Community Connection: Ovarian Cancer Canada is looking for volunteers! Could you help?

OVdialogue – consider joining our team in the role of Peer Support Volunteer. Over a few hours each week, you would be part of a team that helps connect people, support conversations and are thought leaders for OVdialogue. This is your opportunity to give back to those who have/continue to support you through the tough times, share your unique experiences, and help celebrate successes. For more details of what this entails, please reach out to @Mfallis (mfallis@ovariancanada.org).
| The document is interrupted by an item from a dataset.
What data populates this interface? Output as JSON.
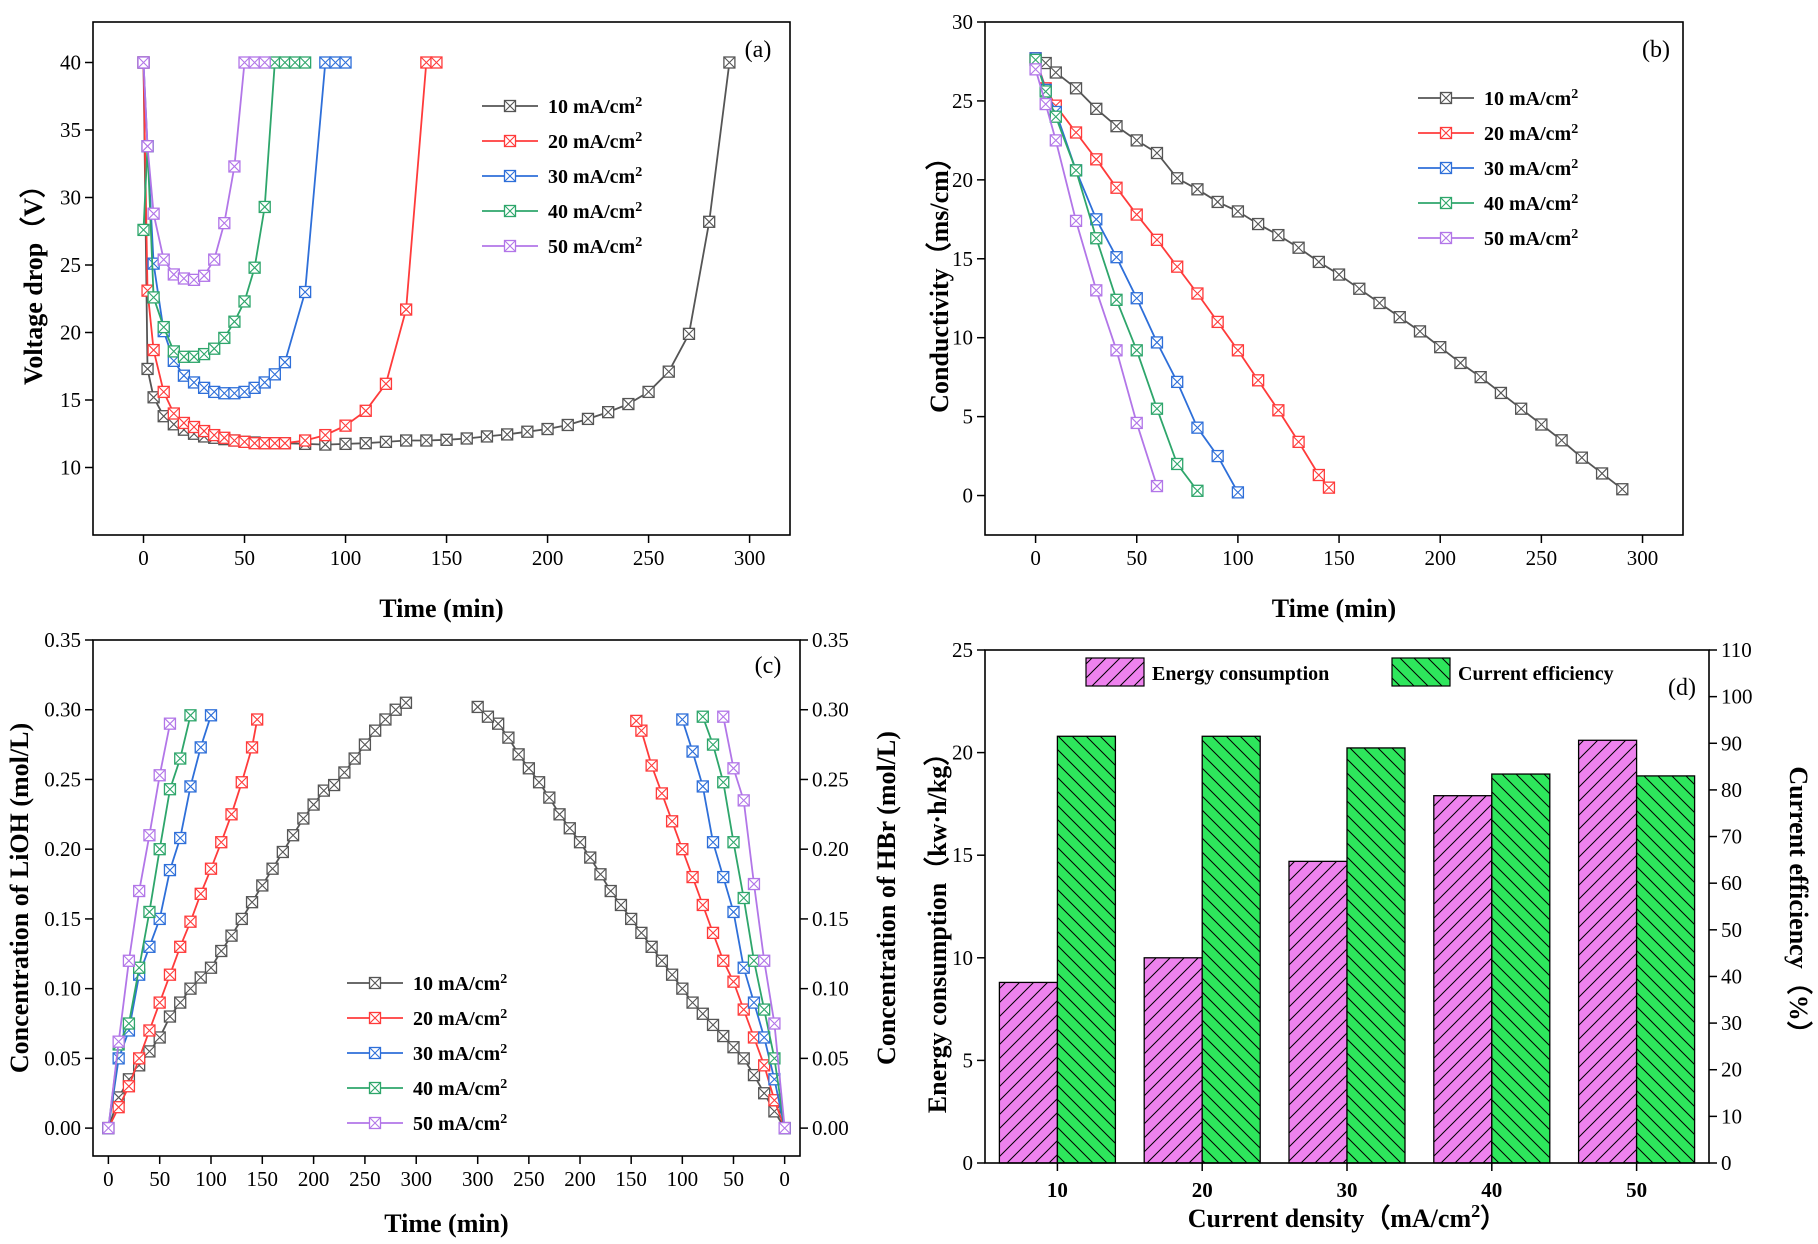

Anyone using Avastin and Paclitaxol for reoccurrence?

zephyr
zephyr Legacy
edited November 2017 in Treatment
 just got on this site. I was diagnosed with Stage 3C high grade serous November 2015, surgery by Gyno Oncologist Jan 22, 2016. 6 treatments of Carbo and Paclitoxol 3 weeks apart, decreased my numbers from 500 to 16. Cancer was back in my spleen by December 2016. Started ongoing treatment with Avastin and Paclitoxol, 13 treatments since August 2017, not disappearing but holding it the same "they call it stable". I have learned from reading other ladies ongoing treatments that CA125 test is only a guideline...some woman have low numbers but still have cancer, some have high numbers but are not necessarily worse....very subjective to the person. The CAT scan really is the best indicator of the disease. I live in Canada, so all chemo is covered, not the Avastin, as it is not a cure but holds the cancer back for awhile. 4900.00 each time, I am covered by Manulife thru my husband's work...so I am giving it a try. They don't want to give me Carboplatin, maybe later, as I am probably resistant, as the cancer came back in 5 months. I was diagnosed at age 59, I am now 61. They just decreased my paclitoxol, to ease symptoms, I have a port in my chest, which has been a godsend, as I do 3 weeks on and 1 week off....so now they don't have to poke me whole bunch times to feed the chemo into me. I take it one day at a time and try to enjoy my life as much as possible, it does get me down sometimes but I am not down very long...not in my nature.

Comments

  • Hi @zephyr.  Thanks for your post!  I see you haven't had a response - I think there are a few people taking Avastin but as you have discovered, the cost  is not yet covered through public funding.  There are a few private insurance companies like yours that do pay for it but it is still quite uncommon.  I am glad that you are receiving this benefit and that the cancer is stable.  Do you know how much longer will you be in treatment?
  • I started Carboplatin/Paclitaxol/Avastin  last week.   The first of three 21 days cycles after which I will be reassessed with CT and blood work.

    I have been on continual  Carboplatin/Paclitaxol chemo since diagnosis at the end of Feb 2017.  Surgery failed. My CA 125 has dropped to 247 from 5500 and I feel quite well.  I do notice muscle and bone pain this week...also neuropathy of my feet and very painful, bruised toenails.  Now that hurts!!

    Interesting to see if the new chemo regime will drop my CA125 below 247.

    The total cost of all chemo drugs is covered by Provincial Manitoba Health Care. 

    Onward I go ....trying to enjoy the joys of each day.

  • Good for you @midcanada Your attitude is always inspiring  :)  Have the side effects you describe started just since adding the Avastin?
  • Marilyn,
    The bone and muscle pain is new since getting Avastin. 
      
    The neuropathy and toenail issues were present after my nine cycles of Carboplatin/Paclitaxol , and actually increased in the three weeks period before the new three-drug chemo regime started.
    The toenail thing was quite difficult....I think there may have been  bleeding under the nails as I had bloody discharge. It's winter boot season here and I had to buy larger boots and socks to manage. The pain has resolved now thank goodness.
    I will discuss this issue with my medical team next week to see if perhaps a different Taxol drug can be tried.
  • Hi @midcanada.  Yes, that sounds like a good idea.  Hopefully they will be able to recommend something - glad that the pain has resolved at least!